— Притомился в пути, — ответил Изот.
— Вот-вот. Садись! Места хватит. Да и нам не скушно будет ехать. — Мужичок приветливо глядел на Изота.
— Благодарствую на добром слове, — ответил Изот, радуясь в душе такому везению.
— Потом поблагодаришь, когда довезём, — расхохотался мужичок. — А то дело ещё не сделано, а ты уже в ноги кланяешься…
Он остановил лошадь, и Изот сел на душистое сено, в избытке постеленное в сани, рядом с молодухой.
— Садись, — звонко рассмеялась она, отодвигаясь чуть в сторону. — Место я тебе нагрела.

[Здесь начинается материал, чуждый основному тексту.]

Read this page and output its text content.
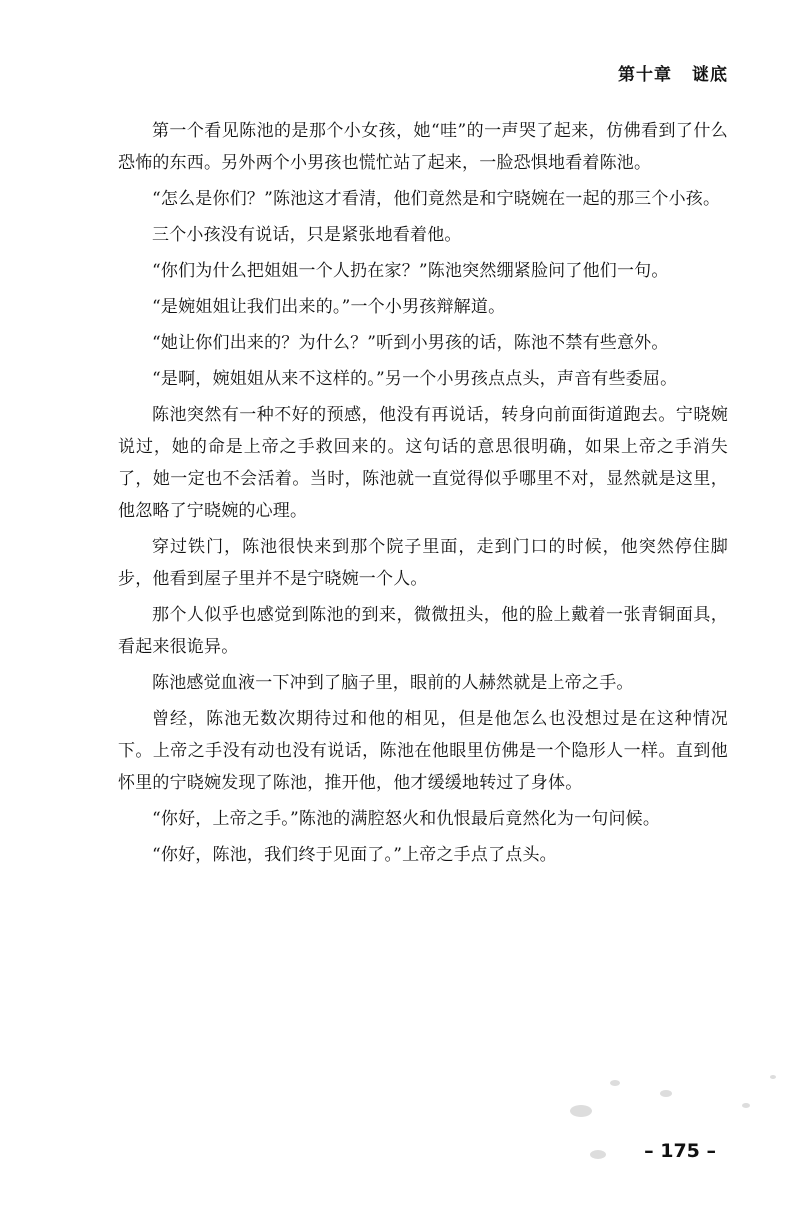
第十章 谜底

第一个看见陈池的是那个小女孩，她“哇”的一声哭了起来，仿佛看到了什么恐怖的东西。另外两个小男孩也慌忙站了起来，一脸恐惧地看着陈池。

“怎么是你们？”陈池这才看清，他们竟然是和宁晓婉在一起的那三个小孩。

三个小孩没有说话，只是紧张地看着他。

“你们为什么把姐姐一个人扔在家？”陈池突然绷紧脸问了他们一句。

“是婉姐姐让我们出来的。”一个小男孩辩解道。

“她让你们出来的？为什么？”听到小男孩的话，陈池不禁有些意外。

“是啊，婉姐姐从来不这样的。”另一个小男孩点点头，声音有些委屈。

陈池突然有一种不好的预感，他没有再说话，转身向前面街道跑去。宁晓婉说过，她的命是上帝之手救回来的。这句话的意思很明确，如果上帝之手消失了，她一定也不会活着。当时，陈池就一直觉得似乎哪里不对，显然就是这里，他忽略了宁晓婉的心理。

穿过铁门，陈池很快来到那个院子里面，走到门口的时候，他突然停住脚步，他看到屋子里并不是宁晓婉一个人。

那个人似乎也感觉到陈池的到来，微微扭头，他的脸上戴着一张青铜面具，看起来很诡异。

陈池感觉血液一下冲到了脑子里，眼前的人赫然就是上帝之手。

曾经，陈池无数次期待过和他的相见，但是他怎么也没想过是在这种情况下。上帝之手没有动也没有说话，陈池在他眼里仿佛是一个隐形人一样。直到他怀里的宁晓婉发现了陈池，推开他，他才缓缓地转过了身体。

“你好，上帝之手。”陈池的满腔怒火和仇恨最后竟然化为一句问候。

“你好，陈池，我们终于见面了。”上帝之手点了点头。

– 175 –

— Спаси вас Бог, — проронил Изот
— Закутывай, дядя, ноги в тулуп, — продолжала молодуха, — а то неровен час, сидя на месте, на ветру, застудишься. — Она осмотрела его когда-то добротные, но приходившие в негодность, сапоги, сшитые из толстой кожи. Они дышали на ладан, подошва истёрлась от долгой носки и совсем истончилась.
Изот с благодарностью посмотрел на сердобольную соседку и закрыл ноги овчинным тулупом.
— Но, милая-а-а, — протяжно крикнул мужичок и дёрнул вожжи. Лошадка весело побежала по дороге.
Небо прояснивалось. Тяжёлые низкие облака отодвинулись за горизонт, и на небосклоне весело заискрилось солнце. И всё вокруг оживилось: и недальний оснеженный лес, и заметённые болотины с торчащими верхушками рогоза, кипрея и тонкими ветками ивняка, и сам большак, синевато поблескивавший накатанными местами в тени снежных заносов.
Изот глубоко вдыхал морозный воздух, привалясь спиной к задку саней, лёгкая истома уставшего человека клонила ко сну, на какой-то миг он проваливался в небытие, и всё окружающее проваливалось тоже, но в последнее время выработанная настороженность не покидала его, и он открывал глаза.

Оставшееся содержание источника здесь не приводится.